Accès au contenu
Maraîchage

Cultiver des légumes pour les vendre

A Saint-Cassien, Isabelle Hibon et Alain Prost-Tournier ont bénéficié des références de leur cédant pour planifier leurs cultures maraîchères.
Cultiver des légumes pour les vendre

Reprendre une exploitation existante est un atout majeur pour qui veut s'installer en maraîchage et en vente directe. C'est le cas d'Isabelle Hibon et Alain Prost-Tournier qui ont repris les Jardins du coteau à Saint-Cassien en 2015.

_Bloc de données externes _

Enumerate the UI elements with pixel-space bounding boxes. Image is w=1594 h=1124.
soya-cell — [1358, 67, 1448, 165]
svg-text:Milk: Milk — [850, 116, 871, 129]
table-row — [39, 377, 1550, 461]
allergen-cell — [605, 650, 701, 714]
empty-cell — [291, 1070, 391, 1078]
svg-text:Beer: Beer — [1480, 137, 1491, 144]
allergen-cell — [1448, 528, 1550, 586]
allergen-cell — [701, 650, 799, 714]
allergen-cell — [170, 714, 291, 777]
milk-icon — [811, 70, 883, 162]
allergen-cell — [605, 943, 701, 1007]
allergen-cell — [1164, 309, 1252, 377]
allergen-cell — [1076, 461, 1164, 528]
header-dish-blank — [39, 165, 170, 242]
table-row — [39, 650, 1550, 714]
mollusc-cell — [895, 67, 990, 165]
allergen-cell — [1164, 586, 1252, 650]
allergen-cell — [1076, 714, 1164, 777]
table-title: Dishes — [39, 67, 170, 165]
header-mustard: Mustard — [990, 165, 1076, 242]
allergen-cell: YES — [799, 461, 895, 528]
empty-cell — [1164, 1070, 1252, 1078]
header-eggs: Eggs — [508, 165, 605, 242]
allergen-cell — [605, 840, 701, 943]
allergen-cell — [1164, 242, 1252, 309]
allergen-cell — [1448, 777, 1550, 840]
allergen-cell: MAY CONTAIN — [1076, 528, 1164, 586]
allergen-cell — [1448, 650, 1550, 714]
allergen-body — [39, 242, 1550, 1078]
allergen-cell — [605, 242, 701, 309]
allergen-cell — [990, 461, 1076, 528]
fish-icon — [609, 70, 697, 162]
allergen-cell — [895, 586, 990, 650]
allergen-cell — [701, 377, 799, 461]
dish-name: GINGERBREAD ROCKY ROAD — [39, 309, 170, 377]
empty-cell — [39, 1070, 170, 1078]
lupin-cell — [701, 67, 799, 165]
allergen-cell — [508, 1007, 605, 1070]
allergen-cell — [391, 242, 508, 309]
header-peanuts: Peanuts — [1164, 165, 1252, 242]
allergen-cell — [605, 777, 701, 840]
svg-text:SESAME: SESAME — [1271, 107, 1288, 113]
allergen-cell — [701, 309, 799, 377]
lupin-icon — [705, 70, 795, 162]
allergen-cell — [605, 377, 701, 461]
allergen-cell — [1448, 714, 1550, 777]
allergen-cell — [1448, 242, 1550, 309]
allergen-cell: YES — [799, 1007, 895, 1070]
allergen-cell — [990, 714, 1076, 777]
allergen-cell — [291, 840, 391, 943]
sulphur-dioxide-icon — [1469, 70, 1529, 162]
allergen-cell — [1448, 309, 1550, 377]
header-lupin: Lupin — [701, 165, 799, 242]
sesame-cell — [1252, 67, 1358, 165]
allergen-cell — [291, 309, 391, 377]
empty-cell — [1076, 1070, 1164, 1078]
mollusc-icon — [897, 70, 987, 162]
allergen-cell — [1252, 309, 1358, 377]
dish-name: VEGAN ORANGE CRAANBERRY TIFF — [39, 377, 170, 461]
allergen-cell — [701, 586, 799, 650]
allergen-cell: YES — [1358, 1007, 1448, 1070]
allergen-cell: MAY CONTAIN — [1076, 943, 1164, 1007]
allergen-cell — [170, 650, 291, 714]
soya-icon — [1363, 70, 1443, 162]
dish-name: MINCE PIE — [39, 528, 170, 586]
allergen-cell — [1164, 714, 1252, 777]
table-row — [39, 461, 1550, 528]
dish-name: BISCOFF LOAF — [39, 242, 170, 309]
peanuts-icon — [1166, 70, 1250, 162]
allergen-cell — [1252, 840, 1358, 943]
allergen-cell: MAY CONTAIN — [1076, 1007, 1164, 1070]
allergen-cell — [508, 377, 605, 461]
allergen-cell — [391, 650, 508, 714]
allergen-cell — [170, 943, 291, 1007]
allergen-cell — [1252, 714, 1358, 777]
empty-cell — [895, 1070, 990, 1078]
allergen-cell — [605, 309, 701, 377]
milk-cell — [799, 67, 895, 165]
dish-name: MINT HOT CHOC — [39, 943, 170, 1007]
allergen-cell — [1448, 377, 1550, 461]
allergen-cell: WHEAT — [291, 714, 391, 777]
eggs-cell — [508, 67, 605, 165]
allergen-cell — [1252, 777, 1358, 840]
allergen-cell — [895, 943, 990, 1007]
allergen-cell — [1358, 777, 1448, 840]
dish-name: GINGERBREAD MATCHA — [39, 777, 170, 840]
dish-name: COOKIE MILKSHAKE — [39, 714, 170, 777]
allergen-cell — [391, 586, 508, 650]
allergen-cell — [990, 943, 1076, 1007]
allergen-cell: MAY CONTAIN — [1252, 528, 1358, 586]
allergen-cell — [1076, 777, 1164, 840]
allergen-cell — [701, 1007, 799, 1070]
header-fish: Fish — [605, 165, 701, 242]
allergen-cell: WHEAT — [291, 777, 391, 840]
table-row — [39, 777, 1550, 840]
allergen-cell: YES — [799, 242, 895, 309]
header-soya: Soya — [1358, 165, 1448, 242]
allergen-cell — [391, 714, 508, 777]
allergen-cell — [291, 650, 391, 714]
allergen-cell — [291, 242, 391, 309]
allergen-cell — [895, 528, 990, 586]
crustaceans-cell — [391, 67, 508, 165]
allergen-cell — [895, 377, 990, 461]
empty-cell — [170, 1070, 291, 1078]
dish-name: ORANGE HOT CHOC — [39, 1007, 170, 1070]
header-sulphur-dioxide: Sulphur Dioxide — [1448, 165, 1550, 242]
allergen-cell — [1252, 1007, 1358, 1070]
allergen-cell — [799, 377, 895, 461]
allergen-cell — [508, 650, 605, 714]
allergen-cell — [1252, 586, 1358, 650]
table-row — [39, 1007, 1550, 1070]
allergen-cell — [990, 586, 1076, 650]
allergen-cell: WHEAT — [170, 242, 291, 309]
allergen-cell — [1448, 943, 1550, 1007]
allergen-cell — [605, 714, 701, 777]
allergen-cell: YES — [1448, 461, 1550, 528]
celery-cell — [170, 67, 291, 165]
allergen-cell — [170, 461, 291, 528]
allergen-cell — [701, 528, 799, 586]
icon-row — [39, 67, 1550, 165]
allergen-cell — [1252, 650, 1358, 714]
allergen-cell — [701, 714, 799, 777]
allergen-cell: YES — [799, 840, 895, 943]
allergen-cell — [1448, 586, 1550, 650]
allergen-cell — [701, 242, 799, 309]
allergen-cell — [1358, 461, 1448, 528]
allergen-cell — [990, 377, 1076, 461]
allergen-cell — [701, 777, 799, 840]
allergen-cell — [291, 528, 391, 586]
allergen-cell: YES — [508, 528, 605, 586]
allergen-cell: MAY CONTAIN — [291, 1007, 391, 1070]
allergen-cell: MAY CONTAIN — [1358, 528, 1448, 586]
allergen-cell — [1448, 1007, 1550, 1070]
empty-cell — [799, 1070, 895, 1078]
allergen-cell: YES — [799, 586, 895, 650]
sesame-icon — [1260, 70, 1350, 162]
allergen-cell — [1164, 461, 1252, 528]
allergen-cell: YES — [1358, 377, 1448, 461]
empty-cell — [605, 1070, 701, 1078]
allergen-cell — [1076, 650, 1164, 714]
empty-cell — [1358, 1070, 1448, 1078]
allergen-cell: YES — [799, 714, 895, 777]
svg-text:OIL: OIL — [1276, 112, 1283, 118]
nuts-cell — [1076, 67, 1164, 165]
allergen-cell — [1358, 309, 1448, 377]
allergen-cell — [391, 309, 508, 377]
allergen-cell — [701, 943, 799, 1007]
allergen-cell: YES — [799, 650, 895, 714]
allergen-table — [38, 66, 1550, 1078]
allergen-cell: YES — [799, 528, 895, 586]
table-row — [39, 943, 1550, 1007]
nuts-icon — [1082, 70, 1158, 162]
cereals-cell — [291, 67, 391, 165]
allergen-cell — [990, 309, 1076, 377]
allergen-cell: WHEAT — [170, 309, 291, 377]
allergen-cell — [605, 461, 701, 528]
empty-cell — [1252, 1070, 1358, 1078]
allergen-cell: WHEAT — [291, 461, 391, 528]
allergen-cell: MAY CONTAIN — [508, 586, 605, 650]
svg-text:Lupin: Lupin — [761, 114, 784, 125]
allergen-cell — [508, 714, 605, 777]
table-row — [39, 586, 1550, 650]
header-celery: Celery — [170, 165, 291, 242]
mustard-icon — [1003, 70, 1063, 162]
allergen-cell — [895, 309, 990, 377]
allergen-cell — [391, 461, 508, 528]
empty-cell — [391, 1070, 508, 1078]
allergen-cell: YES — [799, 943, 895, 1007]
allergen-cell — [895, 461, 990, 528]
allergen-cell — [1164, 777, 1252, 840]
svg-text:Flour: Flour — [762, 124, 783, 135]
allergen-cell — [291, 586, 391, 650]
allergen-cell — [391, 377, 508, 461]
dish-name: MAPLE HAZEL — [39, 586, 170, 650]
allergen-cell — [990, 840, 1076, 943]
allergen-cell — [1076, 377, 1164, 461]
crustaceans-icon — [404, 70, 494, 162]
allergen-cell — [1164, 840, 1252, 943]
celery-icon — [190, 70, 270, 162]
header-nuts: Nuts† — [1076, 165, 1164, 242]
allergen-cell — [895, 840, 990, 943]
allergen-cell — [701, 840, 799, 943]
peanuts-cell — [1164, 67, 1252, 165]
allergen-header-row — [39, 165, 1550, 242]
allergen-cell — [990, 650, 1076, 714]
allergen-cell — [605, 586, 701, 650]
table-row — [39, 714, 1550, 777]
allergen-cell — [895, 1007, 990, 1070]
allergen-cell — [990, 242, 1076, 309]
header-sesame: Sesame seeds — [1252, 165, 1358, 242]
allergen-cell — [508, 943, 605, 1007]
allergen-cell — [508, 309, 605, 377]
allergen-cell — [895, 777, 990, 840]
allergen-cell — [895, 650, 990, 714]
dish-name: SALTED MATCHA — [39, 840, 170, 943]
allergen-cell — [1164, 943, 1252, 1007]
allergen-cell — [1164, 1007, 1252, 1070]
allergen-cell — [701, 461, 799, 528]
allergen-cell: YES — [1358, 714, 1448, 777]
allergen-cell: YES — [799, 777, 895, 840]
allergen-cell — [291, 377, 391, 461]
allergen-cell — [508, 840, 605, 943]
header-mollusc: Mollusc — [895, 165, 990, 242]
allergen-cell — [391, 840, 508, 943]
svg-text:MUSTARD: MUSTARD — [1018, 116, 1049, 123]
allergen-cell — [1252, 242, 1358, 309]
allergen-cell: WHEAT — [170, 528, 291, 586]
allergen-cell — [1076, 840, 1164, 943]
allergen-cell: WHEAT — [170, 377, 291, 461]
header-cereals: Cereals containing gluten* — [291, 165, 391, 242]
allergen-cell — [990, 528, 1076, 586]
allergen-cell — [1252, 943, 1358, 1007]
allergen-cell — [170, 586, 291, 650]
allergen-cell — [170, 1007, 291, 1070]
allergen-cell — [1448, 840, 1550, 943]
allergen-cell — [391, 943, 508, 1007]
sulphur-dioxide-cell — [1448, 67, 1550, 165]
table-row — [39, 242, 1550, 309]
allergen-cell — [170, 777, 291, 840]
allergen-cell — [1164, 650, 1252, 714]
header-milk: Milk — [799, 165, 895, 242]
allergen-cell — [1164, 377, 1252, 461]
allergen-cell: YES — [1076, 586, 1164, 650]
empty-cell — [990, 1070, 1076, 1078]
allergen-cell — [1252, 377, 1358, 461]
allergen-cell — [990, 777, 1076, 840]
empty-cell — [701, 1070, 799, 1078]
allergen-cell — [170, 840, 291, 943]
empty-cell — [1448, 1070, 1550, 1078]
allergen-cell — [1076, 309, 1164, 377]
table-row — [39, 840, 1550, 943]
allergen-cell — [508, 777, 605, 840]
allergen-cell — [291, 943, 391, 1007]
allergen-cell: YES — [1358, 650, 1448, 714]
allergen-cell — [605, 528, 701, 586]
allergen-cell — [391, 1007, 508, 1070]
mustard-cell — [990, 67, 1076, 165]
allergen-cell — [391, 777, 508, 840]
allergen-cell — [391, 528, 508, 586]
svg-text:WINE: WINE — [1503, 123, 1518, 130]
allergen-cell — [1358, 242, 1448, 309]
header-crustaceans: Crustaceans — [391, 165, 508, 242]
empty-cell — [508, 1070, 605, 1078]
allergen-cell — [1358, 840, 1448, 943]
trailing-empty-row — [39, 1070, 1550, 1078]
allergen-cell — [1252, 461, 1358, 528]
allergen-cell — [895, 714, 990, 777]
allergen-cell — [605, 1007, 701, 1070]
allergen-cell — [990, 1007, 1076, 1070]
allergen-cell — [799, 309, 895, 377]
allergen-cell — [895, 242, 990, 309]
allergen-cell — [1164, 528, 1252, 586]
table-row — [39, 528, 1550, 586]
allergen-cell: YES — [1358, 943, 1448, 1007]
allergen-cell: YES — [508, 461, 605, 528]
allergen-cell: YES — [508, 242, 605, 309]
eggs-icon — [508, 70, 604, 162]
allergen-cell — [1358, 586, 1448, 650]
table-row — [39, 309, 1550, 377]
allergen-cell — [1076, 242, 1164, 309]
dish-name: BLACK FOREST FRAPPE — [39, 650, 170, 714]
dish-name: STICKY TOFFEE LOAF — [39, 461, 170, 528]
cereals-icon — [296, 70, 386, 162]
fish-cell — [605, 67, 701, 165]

L'exploitation, en bio depuis 10 ans, se compose de deux hectares de cultures maraîchères dont 2 500 m2 de serres. Elle a été complétée par un atelier de poules pondeuses réparti en deux lots de 200 poules. Il y a aussi trois hectares de prairie auparavant cultivés en céréales conventionnelles.

« C'est un maraîchage spécialisé en rien, s'amuse Isabelle Hibon. Nous cultivons au moins une trentaine de variétés. »

Les exploitants vendent leur production grâce à deux marchés à Grenoble ainsi qu'à la ferme, le vendredi. Pour faire face à une demande soutenue, il leur faut assurer côté cultures.

« Nous avons eu la chance de reprendre quelque chose d'existant. Lorsqu'on s'installe, il faut aller voir d'autres maraîchers, demander quelles quantités produire car il est impossible de savoir combien faire de carottes ou tout autre légume d'hiver, conseille Isabelle Hibon. Cela se planifie des mois à l'avance et quand c'est fait, on ne peut pas revenir en arrière. »

Elle se fie également au fichier de rendement régional.

Une gamme diversifiée

L'optimisation de la vente directe doit beaucoup à la réussite de la planification.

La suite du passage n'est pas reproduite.